GÜNCEL EGE YEREL YÖNETİMLER EKONOMİ POLİTİKA SPOR RÖPORTAJLAR YAZAR CAFE FOTO GALERİ VİDEO GALERİ
Mehmet KARABEL
YAZARLAR
26 Aralık 2022 Pazartesi

Yarından sonra...

İnsanın aklına…

İster istemez kurt düşüyor…

Hani…

Siyaset Mühendisliği, filan diyorlar ya…

Harbiden varmış…

Seçime 180 gün kala…

Birdenbire…

Şaşkına dönüyor Türkiye…

Sırayla gidelim…

***

14 Aralık 2022…

İşten eve gitme saatleri…

(18.00 sonrası…)

İstanbul Büyükşehir Belediye Başkanı Ekrem İmamoğlu’nun…

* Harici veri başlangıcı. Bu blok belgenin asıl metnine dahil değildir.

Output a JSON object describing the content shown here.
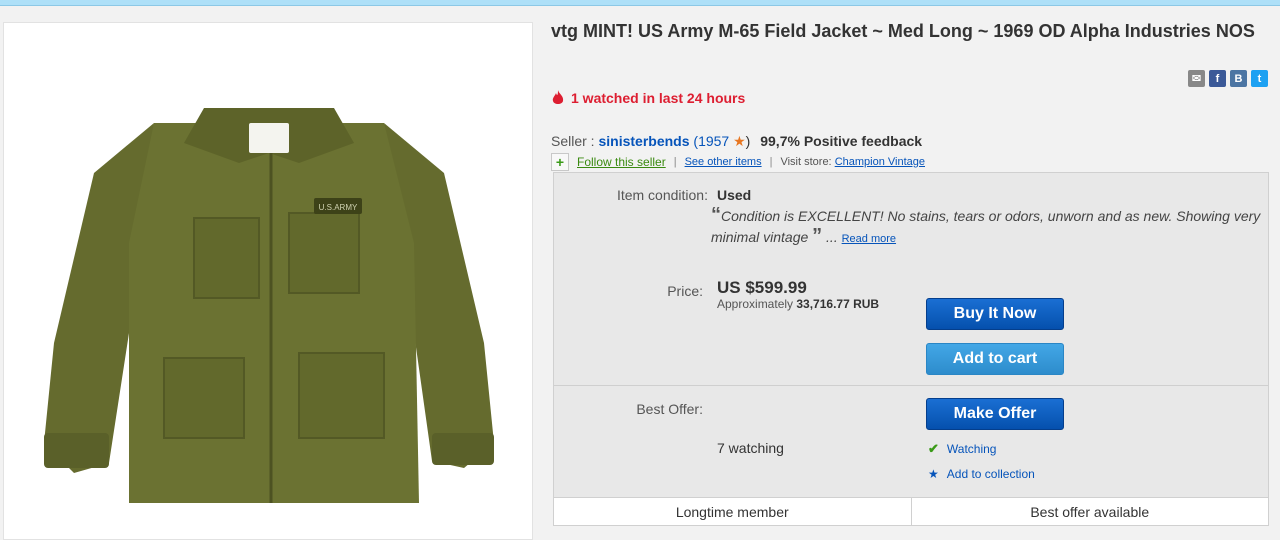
{
  "listing": {
    "title": "vtg MINT! US Army M-65 Field Jacket ~ Med Long ~ 1969 OD Alpha Industries NOS",
    "watched_notice": "1 watched in last 24 hours",
    "image_patch_text": "U.S.ARMY"
  },
  "share": {
    "email_icon": "envelope-icon",
    "facebook": "f",
    "vk": "B",
    "twitter": "t"
  },
  "seller": {
    "label": "Seller :",
    "name": "sinisterbends",
    "score": "1957",
    "feedback": "99,7% Positive feedback",
    "follow": "Follow this seller",
    "see_other": "See other items",
    "visit_store_label": "Visit store:",
    "store_name": "Champion Vintage"
  },
  "item": {
    "condition_label": "Item condition:",
    "condition_value": "Used",
    "condition_quote": "Condition is EXCELLENT! No stains, tears or odors, unworn and as new. Showing very minimal vintage",
    "read_more": "Read more"
  },
  "pricing": {
    "price_label": "Price:",
    "price": "US $599.99",
    "approx_label": "Approximately",
    "approx_value": "33,716.77 RUB",
    "buy_now": "Buy It Now",
    "add_to_cart": "Add to cart",
    "best_offer_label": "Best Offer:",
    "make_offer": "Make Offer",
    "watching_count": "7 watching",
    "watching_link": "Watching",
    "add_collection": "Add to collection"
  },
  "badges": {
    "left": "Longtime member",
    "right": "Best offer available"
  },
  "colors": {
    "brand_blue": "#0654ba",
    "alert_red": "#dd1e31",
    "jacket_olive": "#6b7232"
  }
}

İptal edilen İstanbul seçimlerinin ardından…

YSK üyelerine “ahmak” dediği gerekçesiyle…

Yargılandığı davada karar çıktı…

Mahkeme, İmamoğlu’na 2 yıl 7 ay 15 gün hapis cezası verdi…

Şok kararın ne anlama geldiğini bilmeyen kalmadı!

İstinaf ve Yargıtay “seçim”den önce dosyayı ele alır ve…

Kararı onarsa…

İmamoğlu’nun ne belediye başkanlığı kalacak…

Ne de olası…

Cumhurbaşkanı ve milletvekilliği adaylığı söz konusu olacak…

***

İyi de…

Bu dava gökten zembille inmedi…

Geçmişi var ve…

Pek “o taraf” merak edilmiyor sanki…

Ben özetle hatırlatayım:

***

Takvimler 30 Ekim 2019’ı gösterirken…

Ekrem İmamoğlu…

Fransa'nın Strazburg kentinde düzenlenen…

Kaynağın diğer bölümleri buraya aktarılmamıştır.